Thomas Wolfe was wrong about many things, none of which come to mind right now. But he was dead on when he observed that you can never really go home again. And not just because your parents are unbearable, or because the tentwallah blasts bhajans early every morning, or because you get slapped senseless when you try to kiss your girlfriend. More than anything else, you can't go home again because the people you knew have changed. For one thing, they've heard the dil pe mat le joke before.
HB2 is a lot like HB1 but with a lot less. Maybe that's cruel. Maybe there's just no way to recreate the magic of the original. Maybe that magic was ephemeral, although it did last 33 weeks and then six years. But the sequel is made and there's no point cribbing about it. So we won't. We'll just tell you what worked, and what happened outside of those ten minutes.
All the ingredients are here - aunty with/without pallu, fat lewd friend, thin lewd friend (plus two bonus lewd friends), nagging parents and, yes, a love story that happens after much ranting by girl and much bewildered groveling by boy. Varun and Ashwini are as we left them, but their marriage is six-years-old and she thinks it's time to make the babies. Only, he has a headache tonight.
Varun is scared out of wits by this new, invigorated (although that bit he doesn't mind) campaign to make him a father. And everyone's on his case. Except the foxy girl at office. Trying to escape one disaster, he runs full tilt into another, only this second one wears a come-hither smile, leans seductively into his arms and the next thing you know they're on the floor, gasping for breath and wrestling to get his damn wedding ring off.

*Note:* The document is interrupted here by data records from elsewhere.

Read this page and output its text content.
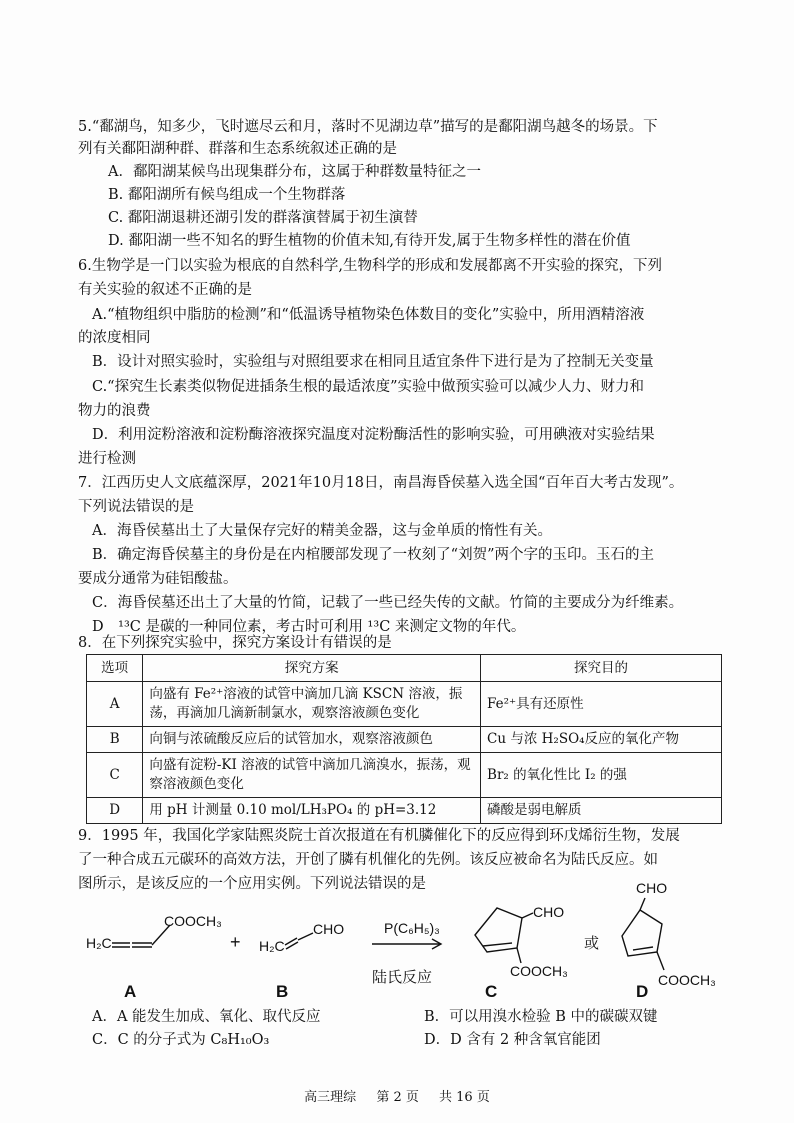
5.“鄱湖鸟，知多少，飞时遮尽云和月，落时不见湖边草”描写的是鄱阳湖鸟越冬的场景。下
列有关鄱阳湖种群、群落和生态系统叙述正确的是
A．鄱阳湖某候鸟出现集群分布，这属于种群数量特征之一
B. 鄱阳湖所有候鸟组成一个生物群落
C. 鄱阳湖退耕还湖引发的群落演替属于初生演替
D. 鄱阳湖一些不知名的野生植物的价值未知,有待开发,属于生物多样性的潜在价值
6.生物学是一门以实验为根底的自然科学,生物科学的形成和发展都离不开实验的探究，下列
有关实验的叙述不正确的是
A.“植物组织中脂肪的检测”和“低温诱导植物染色体数目的变化”实验中，所用酒精溶液
的浓度相同
B．设计对照实验时，实验组与对照组要求在相同且适宜条件下进行是为了控制无关变量
C.“探究生长素类似物促进插条生根的最适浓度”实验中做预实验可以减少人力、财力和
物力的浪费
D．利用淀粉溶液和淀粉酶溶液探究温度对淀粉酶活性的影响实验，可用碘液对实验结果
进行检测
7．江西历史人文底蕴深厚，2021年10月18日，南昌海昏侯墓入选全国“百年百大考古发现”。
下列说法错误的是
A．海昏侯墓出土了大量保存完好的精美金器，这与金单质的惰性有关。
B．确定海昏侯墓主的身份是在内棺腰部发现了一枚刻了“刘贺”两个字的玉印。玉石的主
要成分通常为硅铝酸盐。
C．海昏侯墓还出土了大量的竹简，记载了一些已经失传的文献。竹简的主要成分为纤维素。
D　¹³C 是碳的一种同位素，考古时可利用 ¹³C 来测定文物的年代。
8．在下列探究实验中，探究方案设计有错误的是
选项	探究方案	探究目的
A	向盛有 Fe²⁺溶液的试管中滴加几滴 KSCN 溶液，振荡，再滴加几滴新制氯水，观察溶液颜色变化	Fe²⁺具有还原性
B	向铜与浓硫酸反应后的试管加水，观察溶液颜色	Cu 与浓 H₂SO₄反应的氧化产物
C	向盛有淀粉-KI 溶液的试管中滴加几滴溴水，振荡，观察溶液颜色变化	Br₂ 的氧化性比 I₂ 的强
D	用 pH 计测量 0.10 mol/LH₃PO₄ 的 pH=3.12	磷酸是弱电解质
9．1995 年，我国化学家陆熙炎院士首次报道在有机膦催化下的反应得到环戊烯衍生物，发展
了一种合成五元碳环的高效方法，开创了膦有机催化的先例。该反应被命名为陆氏反应。如
图所示，是该反应的一个应用实例。下列说法错误的是
COOCH₃
H₂C	+ H₂C
CHO	P(C₆H₅)₃
陆氏反应
CHO
COOCH₃
或
CHO
COOCH₃
A	B	C	D
A．A 能发生加成、氧化、取代反应	B．可以用溴水检验 B 中的碳碳双键
C．C 的分子式为 C₈H₁₀O₃	D．D 含有 2 种含氧官能团
高三理综 第 2 页 共 16 页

Okay, so here's the thousand-rupee question: if a man's wafer-thin resistance falls, and there's no one around to hear it, is it really adultery? Two things wrong with that scene. For one, he doesn't give in to considerable temptation, and for another, the entire mess was overheard. And by a vengeful colleague (the worst kind).
Wife finds out, hell breaks loose. She leaves him and suddenly everyone in his life has gyaan to offer on exactly what he should do. As before, Kukunoor's film throws up all these extremely pertinient questions - about our society's obsessive need to have everyone be like everyone else, about the kind of unwanted baggage this brings into a relationship, about biological clocks driving couples cuckoo, and, most interestingly, about certain gray areas of Fidelity (oh boy).
Lots of questions, lots of random leching by the friends, lots of cursing Hyderabadi-style. Trouble is, while all of this worked for the first movie, here it all seems a little too 'planted'. Nothing wrong with duplicating a successful formula (it might even be stupid not to), but why this need to stick in the old constants?
Ah, we crib, but HB2 still scores for the same reasons its prequel did - it puts our city up there on 70mm. The best parts about the movie, apart from Elahe Hiptoola and her colorful range of spousal insults, are the ones where you see Hyderabad. Still does it for me to be able to recognize the streets and the cusses - heck, even some of people look vaguely familiar. Kukunoor's done a decent job with the casting, but Rajshri Nair was definitely missed.
HB2 obviously has more money than the last film did six years ago; but the prosperity is evident only in terms of a slightly slicker production, and inclusion in the soundtrack of one rather lovely semi-classical by Pakistani band Fuzon. The much-touted Alter Egoz number, Dil Pe Mat Lo, has all these Total Hyderabad references, none of which are comprehensible thanks to the messed up sound system. Might be a better idea to buy the album.
For all the overdone hype, though, HB2 keeps some of its homespun appeal. Just wish they hadn't gone overboard with trying to be Hyderabadi, trying to be funny, trying to be so all that. Defeats the purpose of an indie movie, all that trying.